Consider the following (non-convex) optimization problem on the real variables $\lambda_\ell^\pm$ with $\ell=1,\ldots,n$
\begin{align} \mbox{maximize}&\quad \lambda_{1}^+-\lambda_{1}^--2\sum_{\ell= 2}^n\sqrt{\lambda_\ell^+\lambda_\ell^-}\nonumber\\ \mbox{subject to}&\quad\sum_{\ell=1}^{n}{({\lambda_\ell^+}+{\lambda_\ell^-})}=1\quad\mbox{and}\quad\quad \lambda_\ell^+\geq\lambda_\ell^-\geq 0\quad \forall \ell=1,\ldots,n\,. \end{align}
It is clear that, without loss of generality, we can set $\lambda_{2,\ldots,n}^-=0$ and solve the resulting LP for $\lambda_1^-$ and $\lambda_\ell^+$.

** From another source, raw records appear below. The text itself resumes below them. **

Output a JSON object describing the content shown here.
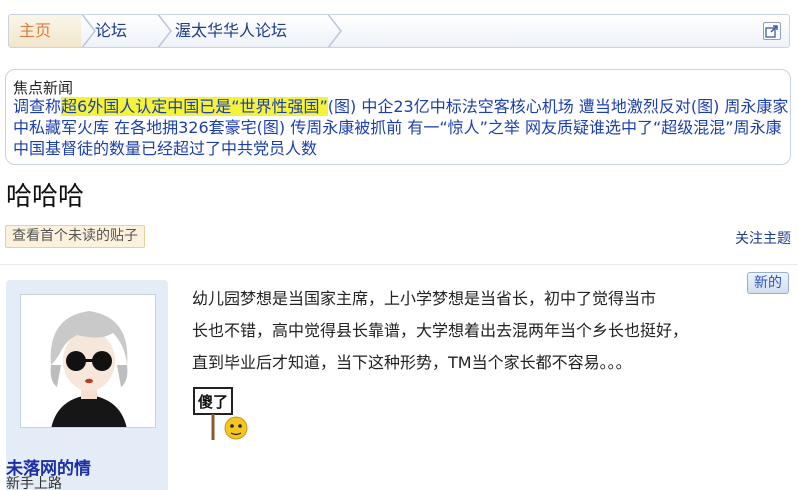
{
  "breadcrumb": {
    "home": "主页",
    "forum": "论坛",
    "board": "渥太华华人论坛"
  },
  "news": {
    "title": "焦点新闻",
    "items": [
      "调查称",
      "超6外国人认定中国已是“世界性强国”",
      "(图)",
      "中企23亿中标法空客核心机场 遭当地激烈反对(图)",
      "周永康家中私藏军火库",
      "在各地拥326套豪宅(图)",
      "传周永康被抓前 有一“惊人”之举",
      "网友质疑谁选中了“超级混混”周永康",
      "中国基督徒的数量已经超过了中共党员人数"
    ]
  },
  "thread": {
    "title": "哈哈哈",
    "first_unread": "查看首个未读的贴子",
    "follow": "关注主题"
  },
  "post": {
    "new_badge": "新的",
    "body_lines": [
      "幼儿园梦想是当国家主席，上小学梦想是当省长，初中了觉得当市",
      "长也不错，高中觉得县长靠谱，大学想着出去混两年当个乡长也挺好，",
      "直到毕业后才知道，当下这种形势，TM当个家长都不容易。。。"
    ],
    "emoticon_text": "傻了"
  },
  "author": {
    "name": "未落网的情",
    "rank": "新手上路"
  },
  "colors": {
    "link": "#1c3fb0",
    "highlight": "#f5f23a",
    "home_crumb": "#e07b3c",
    "author_panel": "#e3ecf7"
  }
}
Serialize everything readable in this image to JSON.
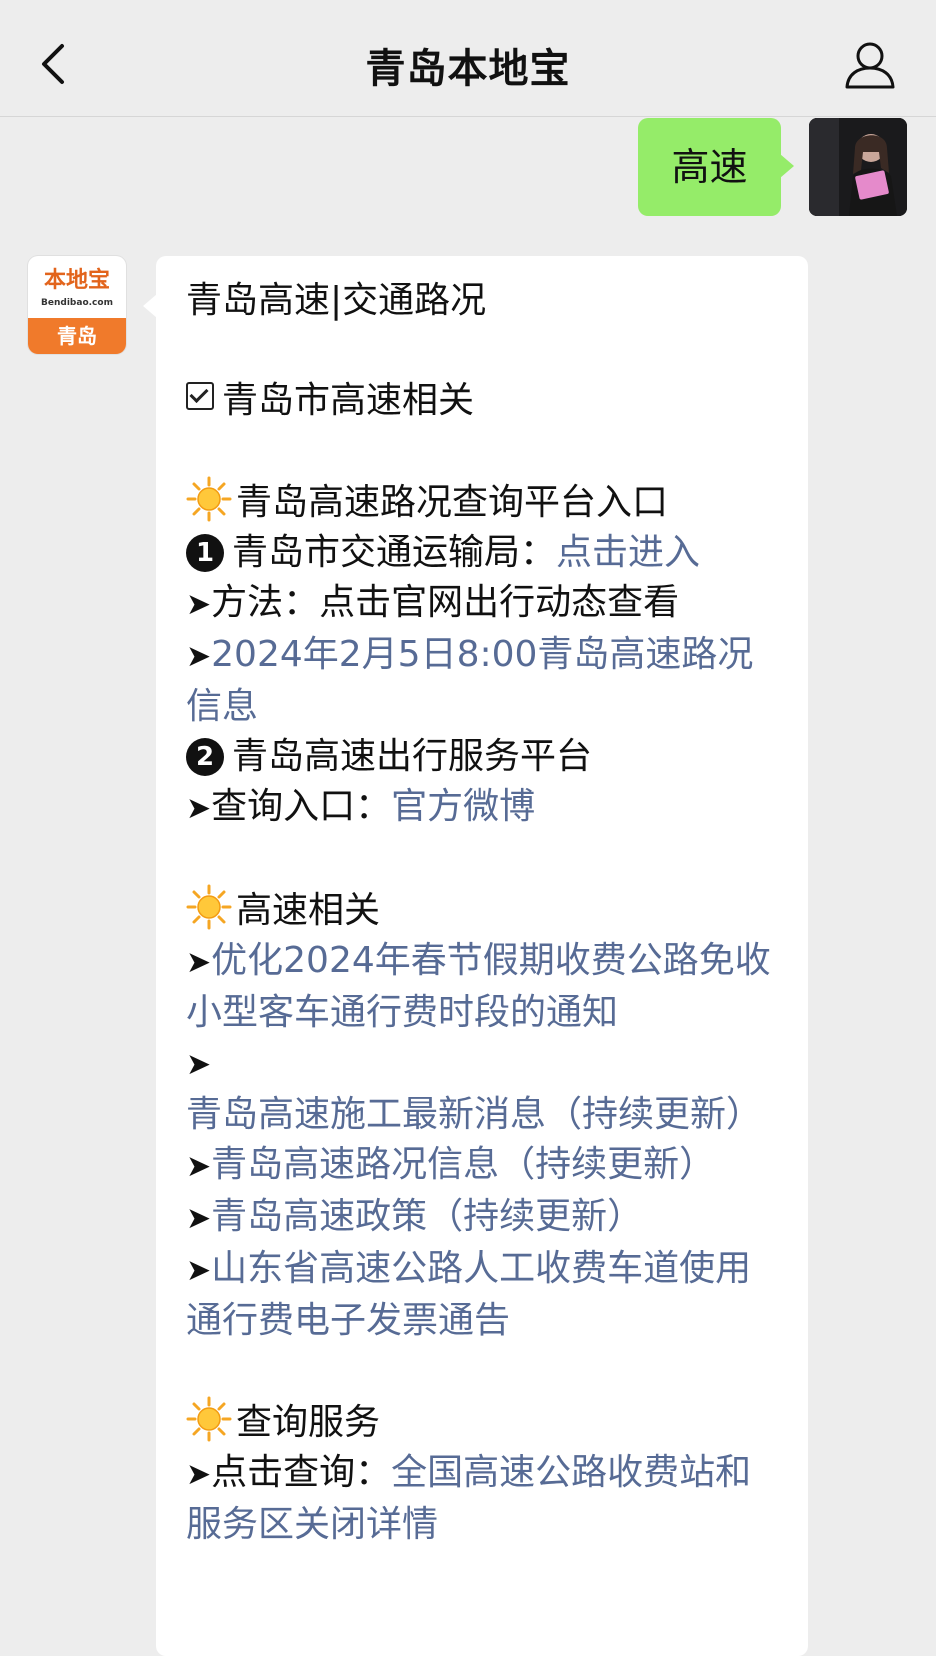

If, however, we further constrain this problem with the quadratic inequality constraint
\begin{equation} \sum_{\ell=1}^{n}{[({\lambda_\ell^+})^2+({\lambda_\ell^-})^2]}\leq P \end{equation} for some fixed $P\in [1/(n+1),1]$, can we still assume that there is an optimal solution with $\lambda_{2,\ldots,n}^-=0$?